An Alliance to Stop the Revolution
|Written||19 June 1917|
Source: Lenin Collected Works, Progress Publishers, 1977, Moscow, Volume 25, pages 51-53
That the new coalition government is precisely this sort of alliance between the capitalists and the Narodnik and Menshevik leaders is far from obvious to all. Perhaps it is not obvious even to the Ministers belonging to these parties. Yet it is a fact.
This fact became all the more evident on Sunday, June 4, when the morning papers carried reports on speeches made by Milyukov and Maklakov at the meeting of the counter revolutionaries of the Third Duma (called the "State Duma", by tradition of Nicholas Romanov and Stolypin the Hang man), and when, in the evening, Tsereteli and other Ministers made speeches in defence of the government and of the policy of an offensive at the All-Russia Congress of Soviets of Soldiers’ and Workers’ Deputies.

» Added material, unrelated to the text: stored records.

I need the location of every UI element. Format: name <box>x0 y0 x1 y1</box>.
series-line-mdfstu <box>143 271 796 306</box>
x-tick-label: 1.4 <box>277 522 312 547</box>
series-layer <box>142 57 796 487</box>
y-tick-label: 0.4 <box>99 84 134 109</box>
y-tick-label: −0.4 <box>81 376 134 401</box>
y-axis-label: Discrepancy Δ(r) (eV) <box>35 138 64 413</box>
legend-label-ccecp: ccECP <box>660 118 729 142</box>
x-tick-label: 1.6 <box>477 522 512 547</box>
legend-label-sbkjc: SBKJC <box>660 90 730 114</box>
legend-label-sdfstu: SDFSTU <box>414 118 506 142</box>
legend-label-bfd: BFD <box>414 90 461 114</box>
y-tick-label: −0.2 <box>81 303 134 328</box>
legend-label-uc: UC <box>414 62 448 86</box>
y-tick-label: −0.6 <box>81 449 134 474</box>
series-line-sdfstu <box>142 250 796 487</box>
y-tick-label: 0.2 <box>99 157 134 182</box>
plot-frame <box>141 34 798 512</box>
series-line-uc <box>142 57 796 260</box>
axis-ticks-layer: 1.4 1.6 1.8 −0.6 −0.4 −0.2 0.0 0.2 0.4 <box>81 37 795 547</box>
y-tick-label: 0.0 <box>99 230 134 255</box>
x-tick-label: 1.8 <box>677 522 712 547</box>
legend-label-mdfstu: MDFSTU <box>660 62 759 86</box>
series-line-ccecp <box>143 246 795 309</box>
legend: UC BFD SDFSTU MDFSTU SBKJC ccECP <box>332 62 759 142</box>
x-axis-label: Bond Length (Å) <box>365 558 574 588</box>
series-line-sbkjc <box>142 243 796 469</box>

Milyukov and Maklakov, like all capitalist and counter revolutionary leaders of any merit, are men of action who appreciate full well the meaning of the class struggle when it concerns their class. That is why they put the question of an offensive with such perfect clarity, without wasting a single minute on utterly meaningless talk about the offensive from the strategic point of view—the kind of talk with which Tsereteli deceived himself and others.
The Cadets certainly know their business. They know that the question of an offensive is now posed by reality as a political and not a strategic question, as the question of a radical turn in the Russian revolution as a whole. It is from the political point of view that the Cadets raised it in the "State Duma", just as the Bolsheviks, and internationalists generally, raised it on Saturday evening in their written statement to the Steering Committee of the Congress of Soviets.
“Russia’s fate is in her own hands," announced Maklakov, the well-known accomplice of Stolypin the Hangman, "and it will he decided very soon [hear, hear!]. If we do succeed in launching an offensive and waging the war, not only by means of resolutions, not only by speeches at public meetings and by banners borne through the city, but by waging the war as intently as we have been waging it so far [listen to this—it is a capitalist leader speaking these historic words: "as we have been waging it so far"!], then it will not be long before Russia recovers completely.”
These are remarkable words which should be learned by heart and thought about time and again. They are remark able because they tell the class truth. This was repeated, in a slightly different way, by Milyukov, who reproached the Petrograd Soviet: "Why is it that its [the Soviet’s] statement says nothing about an offensive?", and stressed that the Italian imperialists had put “a modest [Mr. Milyukov’s irony!] question: ’Are you going to take the offensive or not?’ Moreover, no specific answer was given [by the Petrograd Soviet] to this question of theirs, either”. Maklakov voiced his “profound respect” for Kerensky, and Milyukov explained:
“I have a very uneasy feeling that what our War Minister [“our” is right, meaning one who is in the hands of the capitalists!] has organised may again be disorganised from here and that we shall miss the last opportunity we still have [mark the “still”] of answering our Allies, who are asking whether we are going to attack or not, in a manner satisfactory both to ourselves and to them.”
“Both to ourselves and to them”, meaning both to the Russian and to the Anglo-French and other imperialists! An offensive can “still” “satisfy” them, i.e., help them finish off Persia, Albania, Greece and Mesopotamia, and ensure that they retain all the booty snatched from the Germans and take away the booty seized by the German plunderers. This is the point. This is the class truth concerning the offensive’s political significance. It is to satisfy the appetites of the imperialists of Russia, Britain, etc., protract the imperialist, predatory war, and take the road not of peace without annexations (this road is possible only if the revolution continues), but of war for annexations.
That is the meaning of an offensive from the standpoint of foreign policy. Maklakov defined its meaning, in the historic phrase quoted above, from the standpoint of home policy. What Maklakov means by "Russia’s complete recovery" is the complete victory of the counter-revolution. Those who have not forgotten Maklakov’s excellent speeches about the period of 1905 and 1907-13 see almost his every speech reaffirm this appraisal.
To wage the war "as we have been waging it so far"—"we" being the capitalists with the tsar at the head!—to wage this imperialist war means enabling Russia to “recover”, i. e., ensuring the victory of the capitalists and the land owners.
This is the class truth.
An offensive, whatever its outcome may be from the military point of view, means politically strengthening imperialist morale, imperialist sentiments, and infatuation with imperialism. It means strengthening the old, unchanged army officers ("waging the war as we have been waging it so far"), and strengthening the main position of the Counter revolution.
Quite independently of whether they wish it or not, and whether they are aware of it or not, Tsereteli and Kerensky, Skobelev and Chernov. as leaders of the Narodnik and Menshevik parties, not as individuals, have given their sup port to the counter-revolution, gone over, at this decisive moment, to its side, and taken a stand inside the alliance for stopping the revolution and continuing the war "as we have been waging it so far".
There must be no illusions on this score.